Su un treno che correva veloce verso Pechino, partito da Ningbo, Cina est, il libraio Gui Minhai è stato arrestato di nuovo, il 20 gennaio, davanti agli occhi dei due diplomatici svedesi che viaggiavano con lui. Adesso Minhai, doppia cittadinanza, cinese e svedese, non potrà ora essere visitato dal medico, nonostante le gravi condizioni di salute.
Gui è solo uno dei cinque librai spariti da Hong Kong tra il 2015 e il 2016 e poi ricomparsi in territorio cinese, in arresto: dagli scaffali di carta, alle sbarre di ferro. Per certe storie d’inchiostro, la pena cinese è la prigione. I librai sono tutti detenuti nei penitenziari cinesi, per “commercio illegale di libri”. In comune avevano questo: vendevano storie di carta sgradite a Pechino e parlavano del potere del Partito in Cina.
È per questo che la ministra degli Esteri svedese, Margot Wallstrom, ha definito il comportamento delle autorità inammissibile: «L’azione cinese è inaccettabile, rende nulle le assicurazioni fatte in precedenza, secondo cui il nostro cittadino aveva il permesso di vedere un medico svedese.
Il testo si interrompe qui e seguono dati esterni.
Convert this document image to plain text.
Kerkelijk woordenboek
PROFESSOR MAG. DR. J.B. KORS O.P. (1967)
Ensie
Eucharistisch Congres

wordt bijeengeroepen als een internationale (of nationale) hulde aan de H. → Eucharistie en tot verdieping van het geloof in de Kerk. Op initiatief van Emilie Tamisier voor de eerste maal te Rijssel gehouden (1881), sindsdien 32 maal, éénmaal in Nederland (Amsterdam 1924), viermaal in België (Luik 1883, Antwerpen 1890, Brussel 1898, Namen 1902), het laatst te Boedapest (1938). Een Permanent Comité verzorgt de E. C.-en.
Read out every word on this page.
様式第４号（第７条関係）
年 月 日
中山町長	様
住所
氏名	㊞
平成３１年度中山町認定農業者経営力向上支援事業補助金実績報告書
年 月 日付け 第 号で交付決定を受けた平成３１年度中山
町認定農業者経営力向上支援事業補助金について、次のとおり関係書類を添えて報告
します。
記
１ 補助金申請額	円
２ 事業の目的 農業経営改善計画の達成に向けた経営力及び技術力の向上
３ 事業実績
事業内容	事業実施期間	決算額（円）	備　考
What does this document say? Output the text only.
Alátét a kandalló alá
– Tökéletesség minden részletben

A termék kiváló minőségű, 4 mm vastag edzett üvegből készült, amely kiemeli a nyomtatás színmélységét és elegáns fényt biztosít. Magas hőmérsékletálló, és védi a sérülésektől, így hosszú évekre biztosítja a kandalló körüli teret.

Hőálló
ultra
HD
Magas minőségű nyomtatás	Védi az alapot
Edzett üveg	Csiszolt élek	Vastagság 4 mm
Chiediamo che sia liberato per riunirsi a sua moglie e sua figlia». Secondo il portavoce del ministero degli Esteri cinese, invece, Gui è in salute, «è sano, mentalmente e fisicamente», come avrebbero confermato i medici cinesi.
Gui Minhai era già stato arrestato mentre era in vacanza in Thailandia, nel 2015, ed era uscito dalla prigione cinese solo lo scorso ottobre. «Non è il primo cittadino europeo erroneamente detenuto in Cina, ma speriamo sia l’ultimo» hanno scritto in una lettera indirizzata al presidente Xi Jinping alcuni politici europei che ne hanno richiesto «l’immediato e incondizionato rilascio». Ma non hanno ottenuto né risultato, né risposta.